The final scene unravelled all of this, as well as allowing Harold to give a very good description of why someone who doesn’t want to kill anybody would actually choose to fight in a war. It was very moving, all the more so because we’d learned that Mrs Soames’ son, Freddie, had been captured by the Japanese. The play was then brought to a satisfactory conclusion, with everyone pretty much being reconciled to everyone else and Dottie and Bill finally acknowledging their attraction to one another.

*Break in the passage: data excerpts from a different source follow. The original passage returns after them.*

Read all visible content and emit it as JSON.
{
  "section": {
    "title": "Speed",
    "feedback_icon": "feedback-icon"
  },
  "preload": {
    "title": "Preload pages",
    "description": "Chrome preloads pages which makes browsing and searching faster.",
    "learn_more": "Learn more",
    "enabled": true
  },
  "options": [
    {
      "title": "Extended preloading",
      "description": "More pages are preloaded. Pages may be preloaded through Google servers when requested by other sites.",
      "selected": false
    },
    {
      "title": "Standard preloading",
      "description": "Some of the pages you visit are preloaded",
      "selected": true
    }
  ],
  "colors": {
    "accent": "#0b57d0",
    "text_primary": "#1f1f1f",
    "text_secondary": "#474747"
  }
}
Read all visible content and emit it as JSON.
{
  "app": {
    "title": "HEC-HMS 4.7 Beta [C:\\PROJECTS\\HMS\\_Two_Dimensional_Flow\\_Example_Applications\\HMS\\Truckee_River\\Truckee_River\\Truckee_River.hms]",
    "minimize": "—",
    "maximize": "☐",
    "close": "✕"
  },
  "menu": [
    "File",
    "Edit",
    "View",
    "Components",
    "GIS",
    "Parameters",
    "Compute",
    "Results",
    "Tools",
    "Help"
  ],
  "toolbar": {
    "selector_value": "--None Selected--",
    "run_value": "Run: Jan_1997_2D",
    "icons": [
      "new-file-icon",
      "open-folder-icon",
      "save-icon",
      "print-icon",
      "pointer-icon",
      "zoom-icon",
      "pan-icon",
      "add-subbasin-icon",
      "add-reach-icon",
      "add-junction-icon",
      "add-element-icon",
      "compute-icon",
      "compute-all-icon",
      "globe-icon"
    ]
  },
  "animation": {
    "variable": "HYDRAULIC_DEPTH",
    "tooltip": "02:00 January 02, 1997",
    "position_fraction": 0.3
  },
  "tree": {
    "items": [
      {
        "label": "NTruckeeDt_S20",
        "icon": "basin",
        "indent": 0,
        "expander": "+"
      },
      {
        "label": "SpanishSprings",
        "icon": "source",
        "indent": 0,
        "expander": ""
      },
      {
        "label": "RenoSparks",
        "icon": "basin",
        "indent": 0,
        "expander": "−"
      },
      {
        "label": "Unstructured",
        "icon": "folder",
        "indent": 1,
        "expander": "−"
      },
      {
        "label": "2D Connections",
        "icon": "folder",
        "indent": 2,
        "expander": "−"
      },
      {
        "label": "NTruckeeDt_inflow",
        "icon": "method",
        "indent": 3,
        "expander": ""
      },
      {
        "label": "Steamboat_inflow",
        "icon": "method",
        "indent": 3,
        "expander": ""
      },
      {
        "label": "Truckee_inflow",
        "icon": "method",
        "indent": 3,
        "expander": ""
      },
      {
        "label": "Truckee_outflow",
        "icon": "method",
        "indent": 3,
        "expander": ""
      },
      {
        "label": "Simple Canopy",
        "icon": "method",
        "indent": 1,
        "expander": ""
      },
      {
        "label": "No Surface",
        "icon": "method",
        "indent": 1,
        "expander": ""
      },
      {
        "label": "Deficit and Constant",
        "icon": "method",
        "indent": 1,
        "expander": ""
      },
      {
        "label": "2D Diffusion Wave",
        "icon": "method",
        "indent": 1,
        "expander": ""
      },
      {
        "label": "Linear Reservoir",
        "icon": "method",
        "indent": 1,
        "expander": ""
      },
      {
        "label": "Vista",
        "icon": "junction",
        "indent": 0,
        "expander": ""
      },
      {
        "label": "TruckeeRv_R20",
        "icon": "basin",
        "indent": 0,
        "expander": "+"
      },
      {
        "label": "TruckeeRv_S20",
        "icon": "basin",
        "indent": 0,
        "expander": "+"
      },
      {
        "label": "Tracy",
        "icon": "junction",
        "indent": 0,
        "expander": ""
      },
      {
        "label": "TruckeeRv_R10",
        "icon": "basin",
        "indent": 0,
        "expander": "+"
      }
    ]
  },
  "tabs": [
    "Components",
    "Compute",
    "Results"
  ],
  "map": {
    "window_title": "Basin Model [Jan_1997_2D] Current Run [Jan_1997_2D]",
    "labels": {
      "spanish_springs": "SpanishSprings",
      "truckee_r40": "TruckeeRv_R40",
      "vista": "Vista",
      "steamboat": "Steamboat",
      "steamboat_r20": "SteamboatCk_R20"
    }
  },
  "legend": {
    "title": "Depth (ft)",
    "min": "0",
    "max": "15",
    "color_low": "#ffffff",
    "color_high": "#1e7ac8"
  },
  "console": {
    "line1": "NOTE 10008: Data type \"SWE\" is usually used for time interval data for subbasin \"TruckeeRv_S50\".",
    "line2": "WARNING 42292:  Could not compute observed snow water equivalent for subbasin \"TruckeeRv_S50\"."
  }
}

We both felt there was more humour in the play than the audience seemed to be getting, and that may have reduced our enjoyment a little. The dialogue was also a bit strange at times, reminding me of the poetic cadences of Strange Interlude rather than a more realistic style. But overall we reckoned the main problem was that the play wasn’t staged in Susan Glaspell’s lifetime, so that she didn’t have a chance to tweak it. The confusion of the opening section would probably have been adjusted, and there were one or two lulls which could have been beefed up, as well as either dropping all mention of someone called Evelyn (I’ve no idea how she fitted in) or introducing her into the mix of characters at the house. The assertion by Stuart that his running off with Dottie was based on democratic principles (I assume he meant democratic instead of Democratic) seemed absurd, and while it was mildly amusing to us, largely due to David Antrobus’ performance, it might have been funnier in its original time and place. Even so, we were glad to have seen another Susan Glaspell play, especially as the Orange Tree do such good productions of her work.